Sorry not to have written here for so long, and I promise to try to do better in the future. Things have been getting in the way, like, as well as writing books I’ve been doing lots of work on our house here: making new doors; chiselling out and repointing the front wall which, under the about a half inch thick of old pointing, is mostly held together with mud, making a concrete skirting along the bottom of the wall, making trellises and a grape arbour, oh, and swimming and drinking too much wine.
So, over the last few months I’ve completed the first draft, at 150,000 words, of the next book and finally settled on a title. It will be called The Departure and will be the first book in The Owner series (whose length is yet to be decided). This tells the the story implicit in the title of the Owner’s early years (short stories about the Owner are to be found in The Engineer ReConditioned) in which he begins his gradual climb to godlike power.
Finally having managed to get this printed off I’m leaving it to Caroline to read through before I again take a look at it. Hopefully by then I’ll have distanced myself from it enough to be able to see the glaring errors.
Meanwhile I’ve started on Gabbleducks – the third book of this latest three-book contract for Macmillan. Thus far I have the only living survivor of a hooder attack trying to recover his sanity. Polity medical technology would be able to sort him out in a trice, were it not for the fact that the AIs are reluctant to meddle with his mind since the hooder that attacked him was a near mythical creature called The Technician, and it did something to him that even they don’t quite understand. Also there are other circumstances surrounding this attack, which happened during the rebellion against the Theocracy on Masada, like the presence of a gabbleduck at the scene, and how it may or may not have been involved.
I’m having fun with this one.
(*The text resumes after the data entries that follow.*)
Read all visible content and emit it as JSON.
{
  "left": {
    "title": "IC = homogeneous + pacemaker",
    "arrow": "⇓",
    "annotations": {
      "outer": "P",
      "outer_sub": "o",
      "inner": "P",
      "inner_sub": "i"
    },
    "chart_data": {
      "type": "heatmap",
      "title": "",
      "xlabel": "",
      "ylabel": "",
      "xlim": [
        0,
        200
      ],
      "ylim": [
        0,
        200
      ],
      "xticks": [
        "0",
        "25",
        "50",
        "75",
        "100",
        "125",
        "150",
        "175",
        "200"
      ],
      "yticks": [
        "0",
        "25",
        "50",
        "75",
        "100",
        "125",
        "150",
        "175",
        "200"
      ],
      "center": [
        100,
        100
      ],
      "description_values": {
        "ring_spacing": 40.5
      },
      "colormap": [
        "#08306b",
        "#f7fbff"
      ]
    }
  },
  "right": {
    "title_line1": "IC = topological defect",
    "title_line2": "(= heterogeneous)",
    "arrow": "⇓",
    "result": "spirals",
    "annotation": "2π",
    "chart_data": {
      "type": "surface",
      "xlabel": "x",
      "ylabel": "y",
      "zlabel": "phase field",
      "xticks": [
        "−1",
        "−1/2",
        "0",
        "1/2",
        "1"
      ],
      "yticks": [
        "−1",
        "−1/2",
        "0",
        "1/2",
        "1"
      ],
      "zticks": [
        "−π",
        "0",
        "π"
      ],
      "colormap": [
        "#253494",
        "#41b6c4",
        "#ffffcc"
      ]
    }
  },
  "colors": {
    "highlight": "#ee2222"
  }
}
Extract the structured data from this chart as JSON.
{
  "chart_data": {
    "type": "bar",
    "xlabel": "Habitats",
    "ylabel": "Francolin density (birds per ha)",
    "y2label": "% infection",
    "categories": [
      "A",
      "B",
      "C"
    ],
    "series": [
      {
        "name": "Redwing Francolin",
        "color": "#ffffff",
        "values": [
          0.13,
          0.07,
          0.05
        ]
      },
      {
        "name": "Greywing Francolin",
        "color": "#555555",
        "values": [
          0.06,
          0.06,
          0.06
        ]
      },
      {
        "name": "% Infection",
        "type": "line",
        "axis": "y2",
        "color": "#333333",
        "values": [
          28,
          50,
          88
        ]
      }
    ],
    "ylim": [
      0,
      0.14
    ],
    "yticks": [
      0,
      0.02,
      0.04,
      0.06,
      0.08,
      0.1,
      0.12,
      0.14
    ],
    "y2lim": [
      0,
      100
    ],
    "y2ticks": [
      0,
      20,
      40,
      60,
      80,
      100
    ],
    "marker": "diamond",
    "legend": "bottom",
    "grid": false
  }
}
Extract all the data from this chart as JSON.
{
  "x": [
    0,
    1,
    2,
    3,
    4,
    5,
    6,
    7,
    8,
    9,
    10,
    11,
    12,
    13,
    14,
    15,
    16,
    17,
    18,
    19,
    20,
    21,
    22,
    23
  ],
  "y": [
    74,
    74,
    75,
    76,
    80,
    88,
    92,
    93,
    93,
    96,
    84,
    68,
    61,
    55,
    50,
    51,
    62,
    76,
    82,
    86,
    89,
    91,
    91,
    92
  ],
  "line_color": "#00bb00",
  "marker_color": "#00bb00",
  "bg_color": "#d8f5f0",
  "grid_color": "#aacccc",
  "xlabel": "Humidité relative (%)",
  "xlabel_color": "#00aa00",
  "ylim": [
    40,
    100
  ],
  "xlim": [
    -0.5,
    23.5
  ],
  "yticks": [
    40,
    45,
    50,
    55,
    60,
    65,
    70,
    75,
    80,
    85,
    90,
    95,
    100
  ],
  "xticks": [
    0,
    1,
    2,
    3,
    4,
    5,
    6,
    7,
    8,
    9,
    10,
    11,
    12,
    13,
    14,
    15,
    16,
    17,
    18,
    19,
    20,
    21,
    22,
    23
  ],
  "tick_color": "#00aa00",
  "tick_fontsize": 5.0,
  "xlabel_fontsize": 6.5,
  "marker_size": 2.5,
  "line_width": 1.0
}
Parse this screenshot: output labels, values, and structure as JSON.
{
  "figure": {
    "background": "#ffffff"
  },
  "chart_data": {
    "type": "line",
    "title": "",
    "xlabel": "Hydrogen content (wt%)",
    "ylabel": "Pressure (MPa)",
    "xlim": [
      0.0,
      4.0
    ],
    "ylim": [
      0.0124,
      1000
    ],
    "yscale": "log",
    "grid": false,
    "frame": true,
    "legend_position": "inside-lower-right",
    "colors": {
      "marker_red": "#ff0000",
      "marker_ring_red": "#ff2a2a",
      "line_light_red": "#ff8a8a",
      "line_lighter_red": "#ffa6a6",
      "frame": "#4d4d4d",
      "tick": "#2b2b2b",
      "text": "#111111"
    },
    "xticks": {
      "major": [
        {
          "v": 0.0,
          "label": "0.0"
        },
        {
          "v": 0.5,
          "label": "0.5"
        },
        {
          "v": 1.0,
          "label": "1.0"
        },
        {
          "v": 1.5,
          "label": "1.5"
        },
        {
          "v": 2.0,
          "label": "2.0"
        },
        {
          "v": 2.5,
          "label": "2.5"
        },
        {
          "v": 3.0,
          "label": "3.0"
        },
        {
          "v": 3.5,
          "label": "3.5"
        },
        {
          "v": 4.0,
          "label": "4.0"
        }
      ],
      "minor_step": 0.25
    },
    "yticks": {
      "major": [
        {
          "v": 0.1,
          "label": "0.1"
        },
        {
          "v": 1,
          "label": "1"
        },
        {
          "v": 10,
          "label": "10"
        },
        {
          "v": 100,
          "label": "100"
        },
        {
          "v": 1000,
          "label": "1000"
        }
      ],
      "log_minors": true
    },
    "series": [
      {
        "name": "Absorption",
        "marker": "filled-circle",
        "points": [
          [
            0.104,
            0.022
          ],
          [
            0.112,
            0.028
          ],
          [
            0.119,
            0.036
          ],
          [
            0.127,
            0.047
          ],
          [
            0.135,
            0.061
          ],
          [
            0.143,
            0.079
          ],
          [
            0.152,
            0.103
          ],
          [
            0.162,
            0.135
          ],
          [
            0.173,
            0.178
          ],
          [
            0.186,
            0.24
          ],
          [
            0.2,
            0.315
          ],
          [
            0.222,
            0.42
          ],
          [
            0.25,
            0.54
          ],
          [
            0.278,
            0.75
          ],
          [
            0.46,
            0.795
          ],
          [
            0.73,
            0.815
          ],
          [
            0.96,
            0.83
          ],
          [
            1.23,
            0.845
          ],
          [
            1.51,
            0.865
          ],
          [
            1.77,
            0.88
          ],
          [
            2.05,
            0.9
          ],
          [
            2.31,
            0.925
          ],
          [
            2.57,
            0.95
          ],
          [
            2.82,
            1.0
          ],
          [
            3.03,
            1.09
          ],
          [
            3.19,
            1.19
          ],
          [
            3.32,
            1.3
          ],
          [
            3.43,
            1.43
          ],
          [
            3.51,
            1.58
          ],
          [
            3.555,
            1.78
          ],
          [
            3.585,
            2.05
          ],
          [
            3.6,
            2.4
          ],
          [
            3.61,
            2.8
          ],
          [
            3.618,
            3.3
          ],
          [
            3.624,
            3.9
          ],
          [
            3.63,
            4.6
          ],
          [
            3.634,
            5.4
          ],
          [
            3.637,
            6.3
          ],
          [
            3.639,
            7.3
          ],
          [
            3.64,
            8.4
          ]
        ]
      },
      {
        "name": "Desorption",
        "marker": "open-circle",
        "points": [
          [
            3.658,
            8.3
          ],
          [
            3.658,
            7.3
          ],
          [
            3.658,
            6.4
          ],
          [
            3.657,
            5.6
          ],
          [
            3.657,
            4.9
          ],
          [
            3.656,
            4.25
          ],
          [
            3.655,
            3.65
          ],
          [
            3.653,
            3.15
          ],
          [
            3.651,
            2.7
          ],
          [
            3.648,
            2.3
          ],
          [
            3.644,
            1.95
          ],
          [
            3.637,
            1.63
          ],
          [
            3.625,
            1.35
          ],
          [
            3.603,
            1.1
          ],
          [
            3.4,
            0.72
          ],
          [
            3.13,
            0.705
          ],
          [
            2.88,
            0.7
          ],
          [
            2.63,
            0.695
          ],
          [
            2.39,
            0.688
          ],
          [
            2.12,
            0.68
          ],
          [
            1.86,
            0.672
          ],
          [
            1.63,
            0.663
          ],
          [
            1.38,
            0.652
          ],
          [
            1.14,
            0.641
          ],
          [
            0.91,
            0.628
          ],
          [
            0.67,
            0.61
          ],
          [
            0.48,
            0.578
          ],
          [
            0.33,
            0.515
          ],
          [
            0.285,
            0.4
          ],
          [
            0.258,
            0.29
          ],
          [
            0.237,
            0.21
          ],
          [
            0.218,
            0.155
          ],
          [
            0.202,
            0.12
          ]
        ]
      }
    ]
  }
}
With the an odd character called Chanter who pursues The Technician in his mudmarine, trying to understand the grotesque sculptures of bones the creature makes with its victim’s remains, trying to understand its art… And, since the whole investigation of all this involves insanity, who better to head the investigation than a war drone who has experienced this condition and now takes great interest in it – a war drone with the shape of a scorpion, and who may be accompanied by a black AI previously thought to be dead.
He must explore the insanity of a race called the Atheter who apparently sacrificed civilization and intelligence to avoid becoming victims of an alien technology, and the insanity of a man called Jeremiah Tombs, an erstwhile Proctor – one of the religious police of Masada – who refuses to remember what happened to him, refuses to even believe the Theocracy has fallen, and has a very strange interest in the Euclidean patterns on the shells of the penny molluscs of that world…
Don’t ask me where all this is going. If I knew I wouldn’t have so much fun writing it. I can promise excessive weirdness and violence, however.